Oysters on the Half Shell

Before diving headfirst into the fire, take a trip to Fort Oak’s bars, both raw and cocktail. The former is stocked with fresh, pristine prawns, oysters, and lobster served with traditional accoutrements, but nothing awakens one’s palate while setting the tone for the bold flavors ahead like a Peruvian-inspired starter of thin-sliced yellowtail in a pineapple leche de tigre (fruited ají amarillo chile-based sauce) offering vibrant tropical tang and a clean, building heat. Pair it with the “Bel Air Nomad,” a bright and smoky spin on an Old Fashioned with toasted coconut mezcal and mole bitters, or select from a list of classic tipples, including a trio of martinis (dirty, botanical, green tea), and refreshing house creations like the rye and roasted peach “Compass” or a grapefruit-elderflower French 75 called the “Fairlane.”

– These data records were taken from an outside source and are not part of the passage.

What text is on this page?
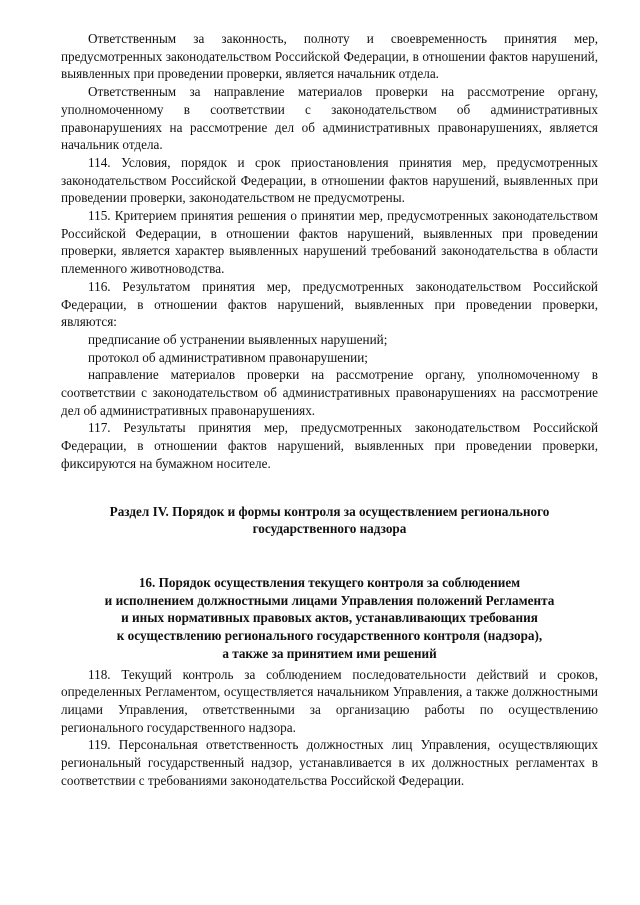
Ответственным за законность, полноту и своевременность принятия мер, предусмотренных законодательством Российской Федерации, в отношении фактов нарушений, выявленных при проведении проверки, является начальник отдела.

Ответственным за направление материалов проверки на рассмотрение органу, уполномоченному в соответствии с законодательством об административных правонарушениях на рассмотрение дел об административных правонарушениях, является начальник отдела.

114. Условия, порядок и срок приостановления принятия мер, предусмотренных законодательством Российской Федерации, в отношении фактов нарушений, выявленных при проведении проверки, законодательством не предусмотрены.

115. Критерием принятия решения о принятии мер, предусмотренных законодательством Российской Федерации, в отношении фактов нарушений, выявленных при проведении проверки, является характер выявленных нарушений требований законодательства в области племенного животноводства.

116. Результатом принятия мер, предусмотренных законодательством Российской Федерации, в отношении фактов нарушений, выявленных при проведении проверки, являются:

предписание об устранении выявленных нарушений;

протокол об административном правонарушении;

направление материалов проверки на рассмотрение органу, уполномоченному в соответствии с законодательством об административных правонарушениях на рассмотрение дел об административных правонарушениях.

117. Результаты принятия мер, предусмотренных законодательством Российской Федерации, в отношении фактов нарушений, выявленных при проведении проверки, фиксируются на бумажном носителе.

Раздел IV. Порядок и формы контроля за осуществлением регионального
государственного надзора
16. Порядок осуществления текущего контроля за соблюдением
и исполнением должностными лицами Управления положений Регламента
и иных нормативных правовых актов, устанавливающих требования
к осуществлению регионального государственного контроля (надзора),
а также за принятием ими решений

118. Текущий контроль за соблюдением последовательности действий и сроков, определенных Регламентом, осуществляется начальником Управления, а также должностными лицами Управления, ответственными за организацию работы по осуществлению регионального государственного надзора.

119. Персональная ответственность должностных лиц Управления, осуществляющих региональный государственный надзор, устанавливается в их должностных регламентах в соответствии с требованиями законодательства Российской Федерации.
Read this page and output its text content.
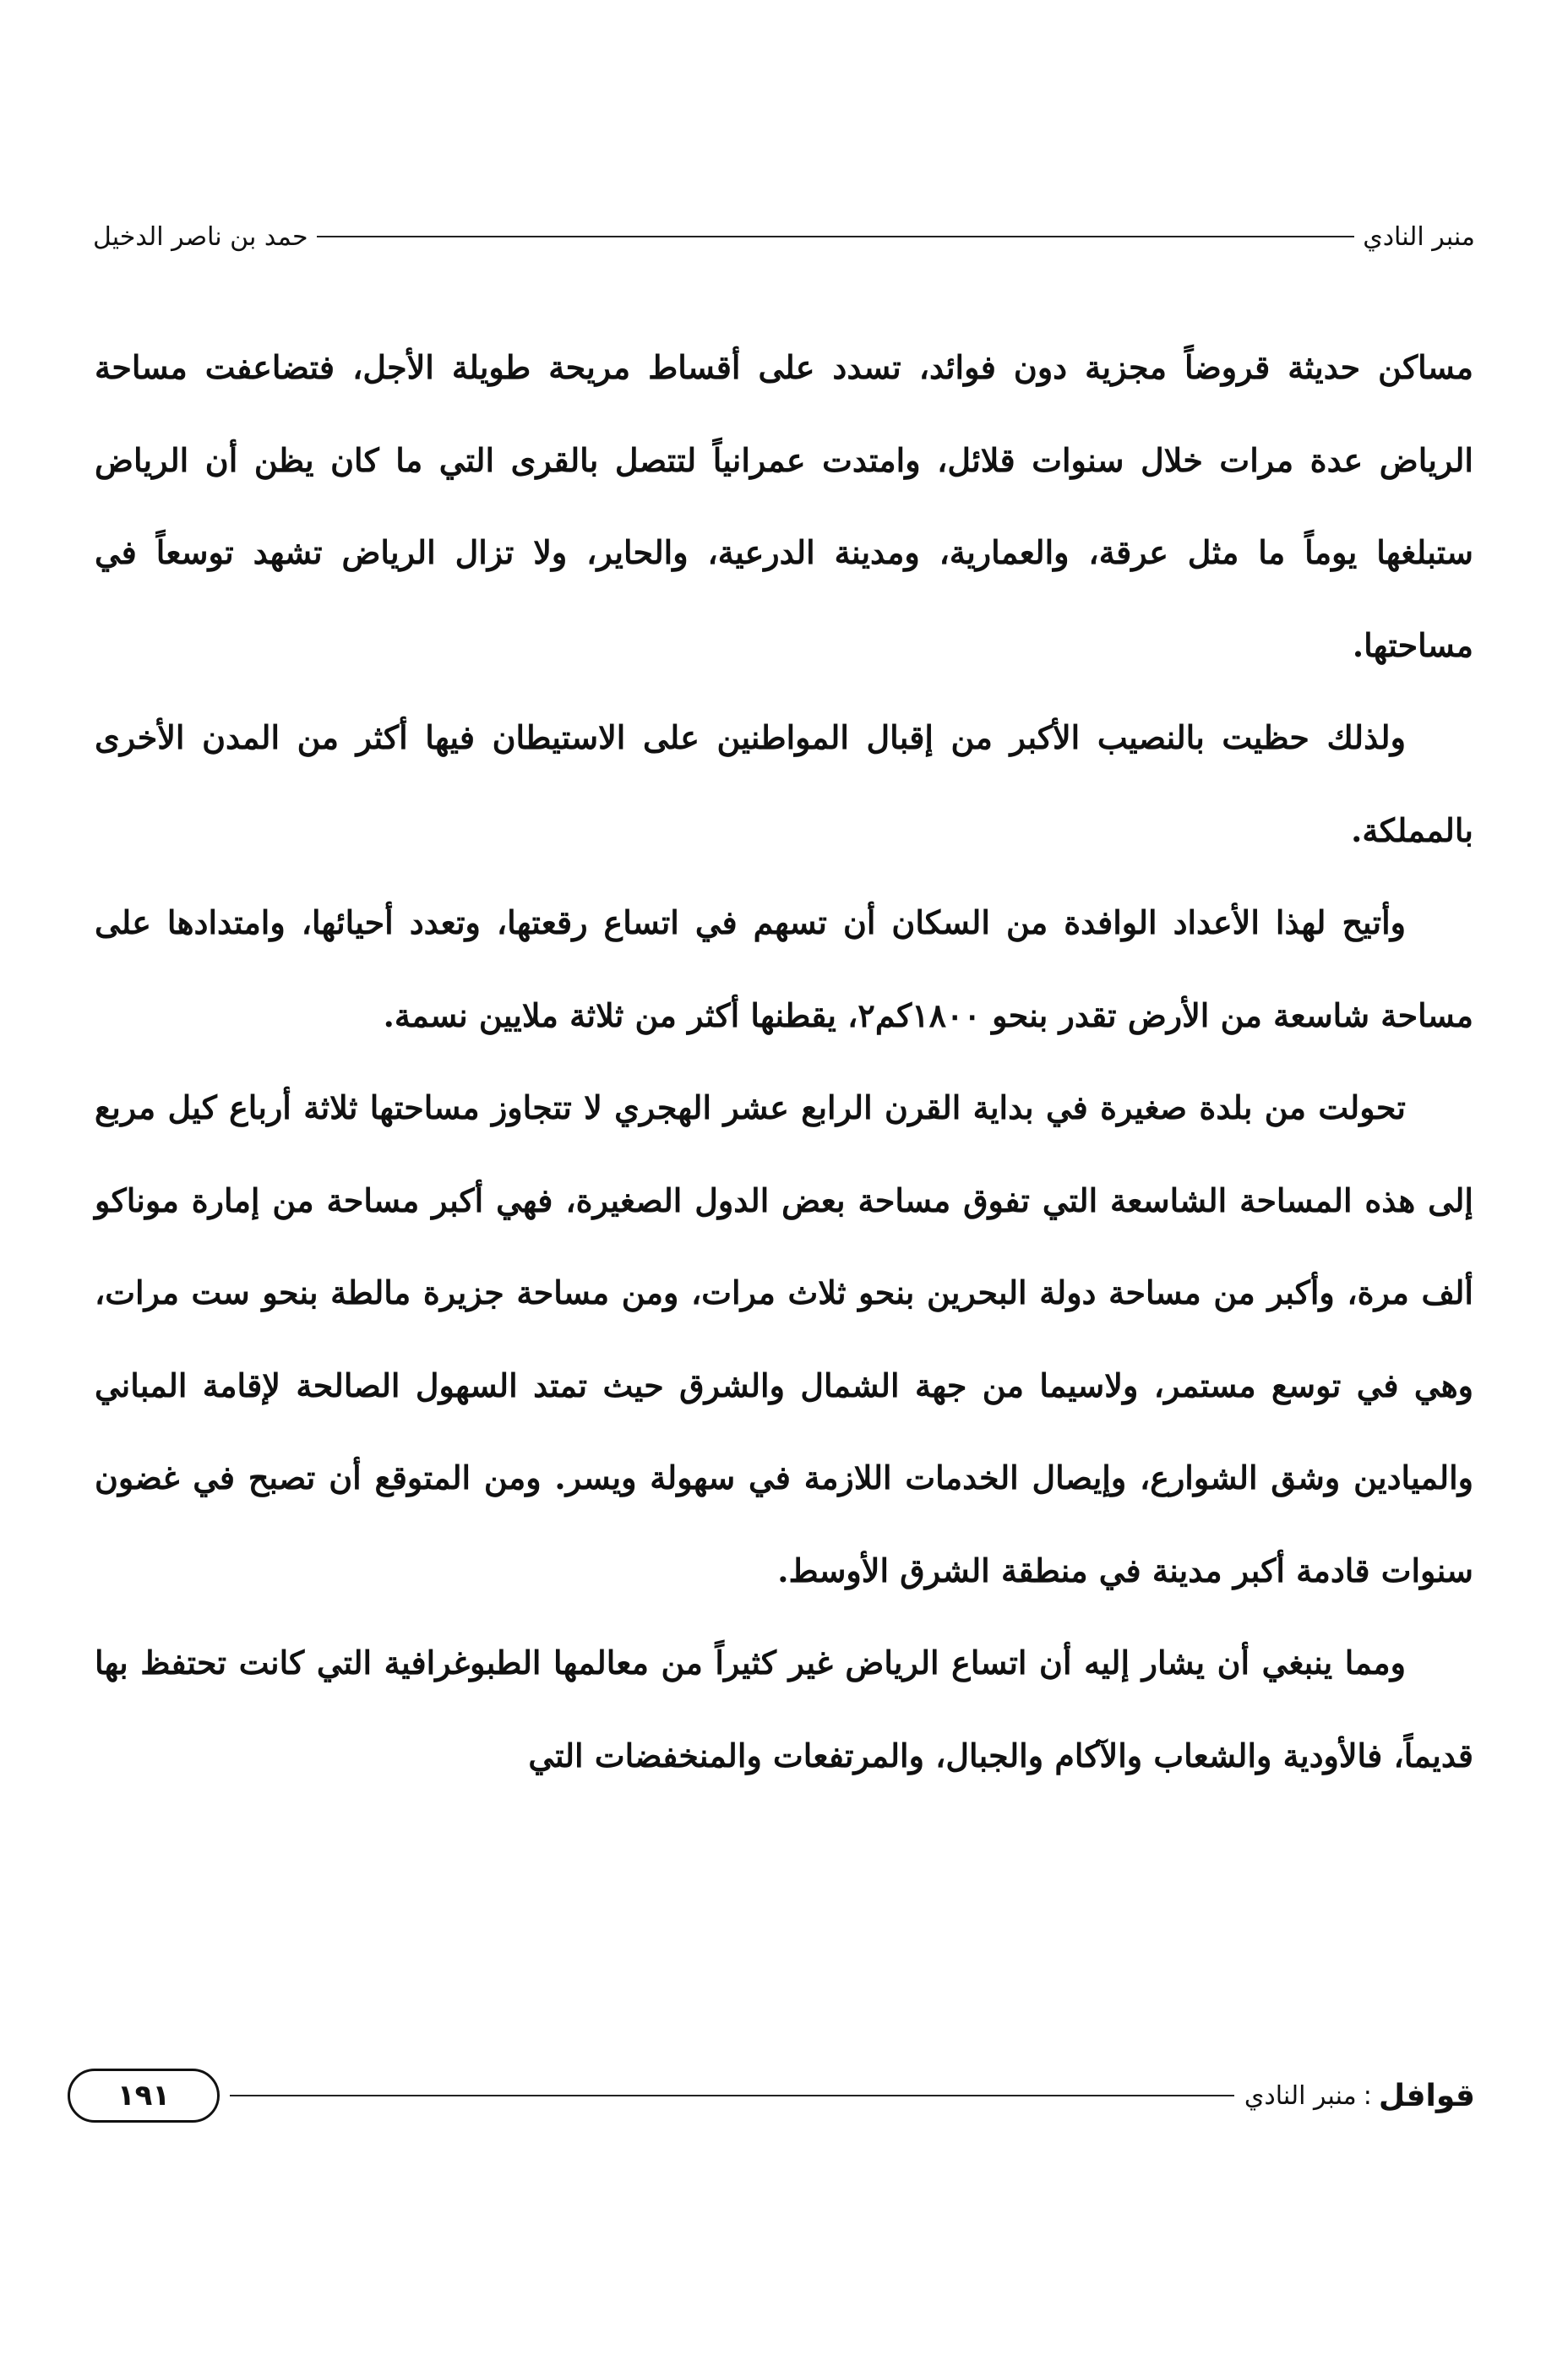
منبر النادي
حمد بن ناصر الدخيل

مساكن حديثة قروضاً مجزية دون فوائد، تسدد على أقساط مريحة طويلة الأجل، فتضاعفت مساحة الرياض عدة مرات خلال سنوات قلائل، وامتدت عمرانياً لتتصل بالقرى التي ما كان يظن أن الرياض ستبلغها يوماً ما مثل عرقة، والعمارية، ومدينة الدرعية، والحاير، ولا تزال الرياض تشهد توسعاً في مساحتها.

ولذلك حظيت بالنصيب الأكبر من إقبال المواطنين على الاستيطان فيها أكثر من المدن الأخرى بالمملكة.

وأتيح لهذا الأعداد الوافدة من السكان أن تسهم في اتساع رقعتها، وتعدد أحيائها، وامتدادها على مساحة شاسعة من الأرض تقدر بنحو ١٨٠٠كم٢، يقطنها أكثر من ثلاثة ملايين نسمة.

تحولت من بلدة صغيرة في بداية القرن الرابع عشر الهجري لا تتجاوز مساحتها ثلاثة أرباع كيل مربع إلى هذه المساحة الشاسعة التي تفوق مساحة بعض الدول الصغيرة، فهي أكبر مساحة من إمارة موناكو ألف مرة، وأكبر من مساحة دولة البحرين بنحو ثلاث مرات، ومن مساحة جزيرة مالطة بنحو ست مرات، وهي في توسع مستمر، ولاسيما من جهة الشمال والشرق حيث تمتد السهول الصالحة لإقامة المباني والميادين وشق الشوارع، وإيصال الخدمات اللازمة في سهولة ويسر. ومن المتوقع أن تصبح في غضون سنوات قادمة أكبر مدينة في منطقة الشرق الأوسط.

ومما ينبغي أن يشار إليه أن اتساع الرياض غير كثيراً من معالمها الطبوغرافية التي كانت تحتفظ بها قديماً، فالأودية والشعاب والآكام والجبال، والمرتفعات والمنخفضات التي

قوافل
:
منبر النادي
١٩١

Fort Oak’s Old Bay Prawns and ½ Maine Lobster

The bulk of Fort Oak’s menu is made up of “shares” ranging from simple house-cultured bread and butter and a Mediterranean beet and feta salad with tannic sumac-infused ranch dressing to epicure magnets like broiled oysters with Buddha’s hand kosho (Japanese fermented citrus-chile condiment). A must-have for comfort seekers is the chicken-fried quail, a deboned, sectioned game bird lightly breaded and stuffed with rosemary-cornbread dressing then served over stewed local red beans in coffee-infused “red-eye” gravy sweetened with pureed dates. It’s a year-round source for authentic Southern Thanksgiving flavors.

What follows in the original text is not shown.